As is the case with shale gas, shale oil wells tend to decline sharply, so that a fracking ban would quickly lead to much lower production. The figure below shows the decline rates for various shale oil basins, defined as the monthly drop in production from existing wells as a share of total production. The decline rate of the biggest shale producer, the Permian, has been relatively stable at 5-6% per month, while the oldest basin, Bakken, has stabilized at a lower level, presumably reflecting the existence of many more wells that are past their initial rapid decline phase.
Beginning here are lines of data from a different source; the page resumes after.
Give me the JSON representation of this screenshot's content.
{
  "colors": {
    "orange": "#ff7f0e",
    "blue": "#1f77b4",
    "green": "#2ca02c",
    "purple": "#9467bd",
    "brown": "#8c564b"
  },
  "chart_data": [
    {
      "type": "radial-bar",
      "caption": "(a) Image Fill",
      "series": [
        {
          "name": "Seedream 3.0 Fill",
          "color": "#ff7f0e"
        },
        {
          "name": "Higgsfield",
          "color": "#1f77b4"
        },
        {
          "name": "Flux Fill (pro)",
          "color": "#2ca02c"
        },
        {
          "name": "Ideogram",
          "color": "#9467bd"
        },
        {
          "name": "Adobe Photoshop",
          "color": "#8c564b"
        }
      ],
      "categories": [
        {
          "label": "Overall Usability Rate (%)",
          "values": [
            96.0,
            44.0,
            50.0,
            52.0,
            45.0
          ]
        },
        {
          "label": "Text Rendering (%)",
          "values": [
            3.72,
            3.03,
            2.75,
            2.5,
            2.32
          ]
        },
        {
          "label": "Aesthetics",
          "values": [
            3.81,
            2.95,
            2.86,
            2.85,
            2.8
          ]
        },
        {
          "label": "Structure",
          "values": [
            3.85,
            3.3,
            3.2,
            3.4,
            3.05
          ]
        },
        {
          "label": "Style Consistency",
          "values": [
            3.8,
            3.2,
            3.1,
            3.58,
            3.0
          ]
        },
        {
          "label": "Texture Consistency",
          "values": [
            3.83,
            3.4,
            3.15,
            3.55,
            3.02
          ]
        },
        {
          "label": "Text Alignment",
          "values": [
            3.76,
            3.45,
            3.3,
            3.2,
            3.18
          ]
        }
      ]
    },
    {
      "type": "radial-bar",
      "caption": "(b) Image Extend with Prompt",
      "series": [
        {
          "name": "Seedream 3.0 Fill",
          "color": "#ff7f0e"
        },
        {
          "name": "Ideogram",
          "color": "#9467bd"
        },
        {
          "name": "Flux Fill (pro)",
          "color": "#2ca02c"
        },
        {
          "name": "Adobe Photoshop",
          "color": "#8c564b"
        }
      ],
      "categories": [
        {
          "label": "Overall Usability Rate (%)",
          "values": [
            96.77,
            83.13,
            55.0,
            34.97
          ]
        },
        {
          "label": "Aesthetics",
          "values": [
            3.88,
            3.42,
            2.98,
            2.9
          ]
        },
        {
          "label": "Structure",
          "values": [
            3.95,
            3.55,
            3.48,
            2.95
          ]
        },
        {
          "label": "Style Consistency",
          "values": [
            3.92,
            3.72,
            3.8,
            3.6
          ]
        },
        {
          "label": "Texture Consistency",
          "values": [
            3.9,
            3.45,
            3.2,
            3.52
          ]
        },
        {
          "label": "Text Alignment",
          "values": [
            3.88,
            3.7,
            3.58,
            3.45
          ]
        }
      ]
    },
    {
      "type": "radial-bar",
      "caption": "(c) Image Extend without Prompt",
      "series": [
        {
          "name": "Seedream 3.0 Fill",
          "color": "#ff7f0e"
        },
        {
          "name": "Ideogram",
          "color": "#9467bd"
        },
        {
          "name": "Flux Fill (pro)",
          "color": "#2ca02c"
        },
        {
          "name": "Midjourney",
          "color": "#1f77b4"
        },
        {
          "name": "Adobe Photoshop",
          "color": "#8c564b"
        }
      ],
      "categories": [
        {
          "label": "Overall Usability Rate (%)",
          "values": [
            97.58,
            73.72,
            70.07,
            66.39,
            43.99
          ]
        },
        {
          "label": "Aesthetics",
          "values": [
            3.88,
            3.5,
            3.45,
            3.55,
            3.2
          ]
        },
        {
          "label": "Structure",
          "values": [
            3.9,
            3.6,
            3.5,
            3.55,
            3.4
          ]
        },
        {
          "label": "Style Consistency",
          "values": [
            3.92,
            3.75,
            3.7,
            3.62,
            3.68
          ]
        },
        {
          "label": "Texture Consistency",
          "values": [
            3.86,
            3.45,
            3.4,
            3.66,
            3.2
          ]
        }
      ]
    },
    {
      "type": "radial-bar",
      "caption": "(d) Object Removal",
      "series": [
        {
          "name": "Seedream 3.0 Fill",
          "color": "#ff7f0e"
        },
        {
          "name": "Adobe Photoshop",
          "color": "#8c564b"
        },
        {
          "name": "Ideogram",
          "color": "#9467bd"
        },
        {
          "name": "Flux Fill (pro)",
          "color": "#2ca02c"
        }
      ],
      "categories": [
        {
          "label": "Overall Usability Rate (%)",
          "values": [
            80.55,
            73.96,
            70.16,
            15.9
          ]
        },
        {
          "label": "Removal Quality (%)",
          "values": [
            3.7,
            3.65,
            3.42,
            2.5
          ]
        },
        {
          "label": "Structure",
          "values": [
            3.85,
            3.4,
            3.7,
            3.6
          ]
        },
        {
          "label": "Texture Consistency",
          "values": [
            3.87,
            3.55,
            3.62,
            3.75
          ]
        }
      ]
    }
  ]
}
Applying these decline rates to current production (and the EIA’s projected trend for 2020) yields the figure below, which shows that total shale oil production would decline by 8 mb/d over the course of two years (January 2021 to December 2022). This is perhaps slightly overstated (see note at end), and would be potentially offset by in part increased conventional oil drilling, but there would easily be an increase of 4 mb/d in oil imports by the end of 2022. Even if oil prices did not rise, that translates to an additional $7.2 billion per month on the U.S. trade deficit.
This is an unparalleled amount, albeit coming at a time of weak oil markets. Still, given OPEC’s current spare capacity of 3 mb/d, which assumes no remaining constraints on Saudi Arabia due to the recent missile attacks on Abqaiq, the organization (and its allies) would be hard pressed to cover the shortfall. While a few countries, notably Iraq and Saudi Arabia, could theoretically launch crash programs to raise production levels, they would probably hesitate out of concern that the fracking ban would be eased, once the severity of its impact was realized.
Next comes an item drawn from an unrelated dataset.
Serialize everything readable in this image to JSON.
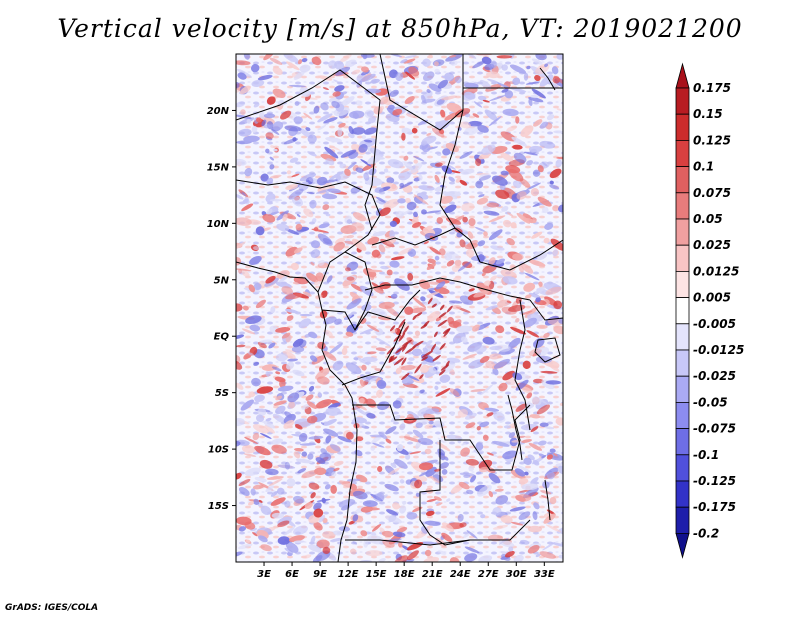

In all likelihood, the U.S. oil production level (all liquids) would probably return to the pre-shale level of roughly 10-12 million barrels per day, meaning net imports of 8 million barrels a day or more. And if global oil prices ‘only’ rise to $80, the U.S. trade balance for oil would go from about $20 billion now to over $200 billion per year. This would be a major hit on the economy, weakening the dollar and increasing inflation, while consumers would see a loss of about $300 billion from their wallets.
It is almost inconceivable that such a drastic measure would be implemented, but there have been all too many instances of governments taking seemingly irrational steps in response to populist pressure. The decision of the German government to close the nation’s nuclear power plants after the Fukushima accident, triggered by a one-thousand year tsunami, something Germany has not experienced in recorded history, certainly stands out. A nation spending tens if not hundreds of billions of dollars on renewable energy has seen its greenhouse gas emissions increase just to satisfy the irrational fears of some of its citizenry.
Analytical note: The likely trend in shale oil production after a fracking ban is a complicated interaction of the decline rates in existing wells which are of many maturities. A research note describing the calculation will be published shortly.